Eltern fühlen sich manchmal wie Entertainer. Aber wer permanent ein Bespassungsangebot bereit hält, tut nicht nur sich, sondern und auch den Kindern keinen Gefallen. Warum Langeweile Kindern gut tut.

Eltern müssen nicht immer mit Kindern spielen, auch wenn sie Langeweile haben.
An einem Regentag kommt schnell Langeweile auf. Müssen Eltern jetzt die Kids bespassen? Bild: AleksandarNakic, Getty Images Plus

Stellen Sie sich vor: Es ist Sonntag, draussen regnet’s oder schneit’s, und man hat endlich mal wieder Zeit, die ganzen Zeitschriften der letzten paar Wochen durchzublättern oder endlich den spannenden Roman zu Ende zu lesen. Schön, wenn derweil die Kleinen in ihren Zimmern spielen.

Erfahrungsgemäss dauert die Idylle aber nicht lange. Die ganz Kleinen kommen an, wandern ziellos im Wohnzimmer herum, sind quengelig oder sehr anhänglich. Die grösseren artikulieren sich deutlicher, indem sie den magischen Satz sagen: «Mir ist so langweilig.» Viele Mütter oder Väter legen darauf Buch und Zeitschriften zur Seite und schlüpfen in die Rolle des Alleinunterhalters: Sie machen Vorschläge, holen Spielzeug hervor, versuchen das Kind zu diversen Aktivitäten zu animieren.

Kinder müssen auch lernen selbstständig zu spielen

Dass Eltern auf die Bedürfnisse ihrer Kinder eingehen, ist grundsätzlich richtig. Wenn die Kleinen nicht wissen, was sie tun sollen, erwarten sie natürlich von ihren Eltern, dass diese ihnen helfen. Oft aber schiessen Eltern mit ihren Beschäftigungsangeboten übers Ziel hinaus. Die Kinder lernen nicht, selbständig zu spielen, weil sie gewohnt sind, dass Eltern ständig Ideen produzieren und Programme gestalten.

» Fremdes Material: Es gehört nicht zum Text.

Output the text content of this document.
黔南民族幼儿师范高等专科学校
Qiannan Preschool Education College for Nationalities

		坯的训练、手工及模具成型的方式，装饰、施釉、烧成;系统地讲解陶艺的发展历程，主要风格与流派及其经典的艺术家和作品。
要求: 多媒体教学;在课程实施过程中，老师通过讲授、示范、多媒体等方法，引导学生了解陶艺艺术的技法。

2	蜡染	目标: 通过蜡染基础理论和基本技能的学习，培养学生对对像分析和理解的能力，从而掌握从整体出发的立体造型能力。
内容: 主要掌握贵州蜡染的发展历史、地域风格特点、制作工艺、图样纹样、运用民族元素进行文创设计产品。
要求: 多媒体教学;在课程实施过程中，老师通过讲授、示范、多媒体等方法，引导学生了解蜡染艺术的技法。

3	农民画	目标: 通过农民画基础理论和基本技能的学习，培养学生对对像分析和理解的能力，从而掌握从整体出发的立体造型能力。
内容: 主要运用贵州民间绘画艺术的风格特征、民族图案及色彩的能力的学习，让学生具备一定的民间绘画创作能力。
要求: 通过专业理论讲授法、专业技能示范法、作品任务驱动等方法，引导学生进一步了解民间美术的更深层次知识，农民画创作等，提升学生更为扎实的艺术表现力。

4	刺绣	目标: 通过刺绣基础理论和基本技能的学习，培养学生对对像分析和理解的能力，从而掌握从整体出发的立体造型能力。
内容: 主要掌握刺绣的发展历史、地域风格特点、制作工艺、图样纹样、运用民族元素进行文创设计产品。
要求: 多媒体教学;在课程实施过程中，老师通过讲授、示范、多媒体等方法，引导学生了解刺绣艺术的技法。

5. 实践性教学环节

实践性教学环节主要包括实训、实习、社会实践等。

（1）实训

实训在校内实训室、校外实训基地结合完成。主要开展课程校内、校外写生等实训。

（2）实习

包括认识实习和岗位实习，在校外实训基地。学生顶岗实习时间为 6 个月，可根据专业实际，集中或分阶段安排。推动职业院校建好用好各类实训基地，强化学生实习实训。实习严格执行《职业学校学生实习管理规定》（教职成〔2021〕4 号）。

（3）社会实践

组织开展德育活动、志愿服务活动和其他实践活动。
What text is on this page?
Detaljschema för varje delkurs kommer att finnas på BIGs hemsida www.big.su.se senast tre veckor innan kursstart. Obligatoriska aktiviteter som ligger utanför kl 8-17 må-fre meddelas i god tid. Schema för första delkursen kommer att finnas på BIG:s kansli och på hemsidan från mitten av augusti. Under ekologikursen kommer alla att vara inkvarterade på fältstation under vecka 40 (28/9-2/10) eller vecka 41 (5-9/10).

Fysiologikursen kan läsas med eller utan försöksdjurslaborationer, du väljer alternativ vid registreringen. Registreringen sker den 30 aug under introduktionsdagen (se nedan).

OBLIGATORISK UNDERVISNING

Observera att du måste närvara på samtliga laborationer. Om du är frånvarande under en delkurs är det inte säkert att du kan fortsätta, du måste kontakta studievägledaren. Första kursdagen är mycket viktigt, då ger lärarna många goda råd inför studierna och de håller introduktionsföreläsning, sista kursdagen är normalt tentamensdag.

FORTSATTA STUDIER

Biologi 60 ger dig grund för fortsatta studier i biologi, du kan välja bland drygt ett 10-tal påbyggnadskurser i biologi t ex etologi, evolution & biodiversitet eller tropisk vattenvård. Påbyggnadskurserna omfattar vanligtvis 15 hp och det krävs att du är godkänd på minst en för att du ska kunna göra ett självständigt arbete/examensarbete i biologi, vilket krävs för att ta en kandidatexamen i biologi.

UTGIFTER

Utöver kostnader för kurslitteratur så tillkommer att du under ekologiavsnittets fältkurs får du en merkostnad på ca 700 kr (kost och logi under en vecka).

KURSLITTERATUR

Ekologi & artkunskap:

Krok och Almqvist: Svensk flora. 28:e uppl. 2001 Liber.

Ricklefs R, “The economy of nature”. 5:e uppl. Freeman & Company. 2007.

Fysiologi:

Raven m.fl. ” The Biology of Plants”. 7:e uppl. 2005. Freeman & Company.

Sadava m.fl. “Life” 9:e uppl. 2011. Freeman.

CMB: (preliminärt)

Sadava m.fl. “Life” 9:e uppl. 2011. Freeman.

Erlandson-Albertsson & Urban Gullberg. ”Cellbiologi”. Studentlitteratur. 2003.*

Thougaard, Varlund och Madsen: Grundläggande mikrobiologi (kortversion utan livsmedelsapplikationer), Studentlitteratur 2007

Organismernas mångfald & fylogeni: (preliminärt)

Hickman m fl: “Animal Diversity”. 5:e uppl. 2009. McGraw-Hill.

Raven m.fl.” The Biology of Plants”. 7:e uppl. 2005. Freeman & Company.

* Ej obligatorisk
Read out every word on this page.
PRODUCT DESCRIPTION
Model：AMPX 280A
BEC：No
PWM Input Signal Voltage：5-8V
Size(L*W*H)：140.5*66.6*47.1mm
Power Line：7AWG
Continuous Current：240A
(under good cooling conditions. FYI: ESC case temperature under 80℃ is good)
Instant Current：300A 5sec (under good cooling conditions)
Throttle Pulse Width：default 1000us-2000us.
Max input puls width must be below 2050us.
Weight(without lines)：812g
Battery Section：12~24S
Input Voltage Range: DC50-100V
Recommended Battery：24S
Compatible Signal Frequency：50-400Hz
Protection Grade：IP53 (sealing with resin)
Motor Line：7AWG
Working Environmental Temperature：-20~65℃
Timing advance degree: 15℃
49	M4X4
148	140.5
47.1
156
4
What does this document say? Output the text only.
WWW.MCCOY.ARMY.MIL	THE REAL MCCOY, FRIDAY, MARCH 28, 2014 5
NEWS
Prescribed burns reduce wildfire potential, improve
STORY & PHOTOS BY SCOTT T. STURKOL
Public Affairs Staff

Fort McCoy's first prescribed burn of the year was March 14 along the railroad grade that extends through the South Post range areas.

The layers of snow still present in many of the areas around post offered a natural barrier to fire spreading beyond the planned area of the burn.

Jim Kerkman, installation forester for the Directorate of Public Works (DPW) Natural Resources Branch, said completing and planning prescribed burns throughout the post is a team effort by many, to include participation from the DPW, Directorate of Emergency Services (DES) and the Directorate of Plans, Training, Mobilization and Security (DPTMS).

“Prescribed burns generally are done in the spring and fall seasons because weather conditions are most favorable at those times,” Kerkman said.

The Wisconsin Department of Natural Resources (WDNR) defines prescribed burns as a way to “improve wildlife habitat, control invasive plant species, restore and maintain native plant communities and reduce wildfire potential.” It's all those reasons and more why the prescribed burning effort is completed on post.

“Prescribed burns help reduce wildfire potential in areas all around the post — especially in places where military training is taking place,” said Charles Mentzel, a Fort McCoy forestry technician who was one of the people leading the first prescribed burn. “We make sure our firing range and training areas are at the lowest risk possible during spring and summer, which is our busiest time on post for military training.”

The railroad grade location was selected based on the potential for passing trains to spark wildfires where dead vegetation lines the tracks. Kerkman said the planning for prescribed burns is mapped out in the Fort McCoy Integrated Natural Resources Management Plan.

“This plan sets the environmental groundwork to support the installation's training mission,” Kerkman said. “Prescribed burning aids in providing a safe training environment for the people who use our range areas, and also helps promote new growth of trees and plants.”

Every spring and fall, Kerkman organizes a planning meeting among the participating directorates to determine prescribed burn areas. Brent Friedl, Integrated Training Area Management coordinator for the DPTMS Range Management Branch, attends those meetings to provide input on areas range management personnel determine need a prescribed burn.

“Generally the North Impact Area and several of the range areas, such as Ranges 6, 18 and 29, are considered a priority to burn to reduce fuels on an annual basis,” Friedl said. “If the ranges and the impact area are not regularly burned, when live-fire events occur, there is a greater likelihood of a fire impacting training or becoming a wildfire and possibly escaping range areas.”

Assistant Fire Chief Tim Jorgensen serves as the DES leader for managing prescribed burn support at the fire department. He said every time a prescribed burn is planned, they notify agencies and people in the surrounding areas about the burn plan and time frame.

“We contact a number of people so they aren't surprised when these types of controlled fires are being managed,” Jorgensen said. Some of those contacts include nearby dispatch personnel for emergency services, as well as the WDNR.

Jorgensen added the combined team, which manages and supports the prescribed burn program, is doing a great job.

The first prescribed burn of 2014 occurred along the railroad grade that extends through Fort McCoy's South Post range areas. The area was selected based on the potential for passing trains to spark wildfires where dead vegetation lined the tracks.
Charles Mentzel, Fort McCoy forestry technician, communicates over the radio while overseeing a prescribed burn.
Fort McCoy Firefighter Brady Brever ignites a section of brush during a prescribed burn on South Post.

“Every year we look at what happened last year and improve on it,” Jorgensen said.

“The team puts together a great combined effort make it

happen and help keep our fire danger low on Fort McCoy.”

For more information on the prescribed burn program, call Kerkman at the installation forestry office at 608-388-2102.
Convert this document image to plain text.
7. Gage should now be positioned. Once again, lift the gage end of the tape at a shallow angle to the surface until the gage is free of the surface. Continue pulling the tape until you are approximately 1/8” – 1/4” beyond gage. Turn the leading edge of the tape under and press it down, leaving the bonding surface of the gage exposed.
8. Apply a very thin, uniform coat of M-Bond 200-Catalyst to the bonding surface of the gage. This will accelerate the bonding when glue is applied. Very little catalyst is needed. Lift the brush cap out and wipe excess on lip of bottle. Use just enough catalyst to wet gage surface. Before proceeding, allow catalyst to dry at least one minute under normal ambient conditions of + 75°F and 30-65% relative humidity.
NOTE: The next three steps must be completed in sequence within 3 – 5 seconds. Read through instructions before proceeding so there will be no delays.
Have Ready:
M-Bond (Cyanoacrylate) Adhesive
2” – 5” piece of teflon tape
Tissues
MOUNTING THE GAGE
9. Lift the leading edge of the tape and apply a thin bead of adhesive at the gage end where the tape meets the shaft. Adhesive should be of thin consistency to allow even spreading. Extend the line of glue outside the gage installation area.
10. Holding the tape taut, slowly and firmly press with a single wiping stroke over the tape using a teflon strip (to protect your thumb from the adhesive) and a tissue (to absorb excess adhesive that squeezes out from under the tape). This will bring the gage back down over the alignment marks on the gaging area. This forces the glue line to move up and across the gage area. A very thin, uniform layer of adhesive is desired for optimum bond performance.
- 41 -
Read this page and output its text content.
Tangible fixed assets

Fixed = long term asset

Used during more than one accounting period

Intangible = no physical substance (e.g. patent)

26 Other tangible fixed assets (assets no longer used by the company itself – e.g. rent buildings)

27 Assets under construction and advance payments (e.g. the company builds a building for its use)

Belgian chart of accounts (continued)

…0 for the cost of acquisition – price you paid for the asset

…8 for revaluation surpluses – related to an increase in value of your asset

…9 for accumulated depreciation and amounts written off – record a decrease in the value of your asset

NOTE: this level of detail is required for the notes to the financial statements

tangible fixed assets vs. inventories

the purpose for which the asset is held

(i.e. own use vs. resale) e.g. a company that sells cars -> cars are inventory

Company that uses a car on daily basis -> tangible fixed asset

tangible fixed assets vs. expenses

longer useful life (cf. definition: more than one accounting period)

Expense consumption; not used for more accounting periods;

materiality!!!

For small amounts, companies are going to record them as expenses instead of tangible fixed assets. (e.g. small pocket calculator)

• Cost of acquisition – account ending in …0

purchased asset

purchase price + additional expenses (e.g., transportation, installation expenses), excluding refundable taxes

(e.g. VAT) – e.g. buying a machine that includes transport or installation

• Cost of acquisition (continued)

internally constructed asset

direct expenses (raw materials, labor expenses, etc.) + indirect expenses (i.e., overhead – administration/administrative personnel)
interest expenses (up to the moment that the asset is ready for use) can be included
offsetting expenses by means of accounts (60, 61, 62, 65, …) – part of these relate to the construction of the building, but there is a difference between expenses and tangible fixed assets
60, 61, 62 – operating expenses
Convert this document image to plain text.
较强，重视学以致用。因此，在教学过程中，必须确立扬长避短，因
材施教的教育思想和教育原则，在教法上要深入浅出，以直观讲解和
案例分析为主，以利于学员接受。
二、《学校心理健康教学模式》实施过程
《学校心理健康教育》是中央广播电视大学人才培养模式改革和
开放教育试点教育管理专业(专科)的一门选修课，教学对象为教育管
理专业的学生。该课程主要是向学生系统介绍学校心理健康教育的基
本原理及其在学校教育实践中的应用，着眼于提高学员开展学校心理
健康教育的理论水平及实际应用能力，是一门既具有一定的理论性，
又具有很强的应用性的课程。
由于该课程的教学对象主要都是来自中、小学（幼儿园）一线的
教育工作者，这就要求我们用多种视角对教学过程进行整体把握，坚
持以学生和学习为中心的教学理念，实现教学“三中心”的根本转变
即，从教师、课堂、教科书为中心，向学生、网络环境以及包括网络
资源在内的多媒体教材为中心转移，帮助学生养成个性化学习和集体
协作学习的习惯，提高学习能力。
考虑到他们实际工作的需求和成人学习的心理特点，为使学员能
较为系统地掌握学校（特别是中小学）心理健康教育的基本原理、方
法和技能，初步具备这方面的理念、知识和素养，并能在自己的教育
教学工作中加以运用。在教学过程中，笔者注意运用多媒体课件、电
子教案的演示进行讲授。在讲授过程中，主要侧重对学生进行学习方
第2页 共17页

Natürlich kann man von einem Dreijährigen nicht erwarten, dass er stundenlang mucksmäuschenstill dasitzt und Bauklötze stapelt. Ebensowenig aber kann man von Müttern und Vätern erwarten, dass sie einen Nachmittag lang Türme bauen und sich die Aktivität des Kleinen aufs Umwerfen beschränkt. Hier gilt es, den richtigen Mittelweg zu finden – und dieser ist abhängig vom Alter des Kindes, seinem Temperament, aber auch von seiner Tagesform. An manchen Tagen brauchen Kinder eben mehr Zuwendung als an anderen, wo sie wie die «Grossen» sein und alles alleine machen möchten.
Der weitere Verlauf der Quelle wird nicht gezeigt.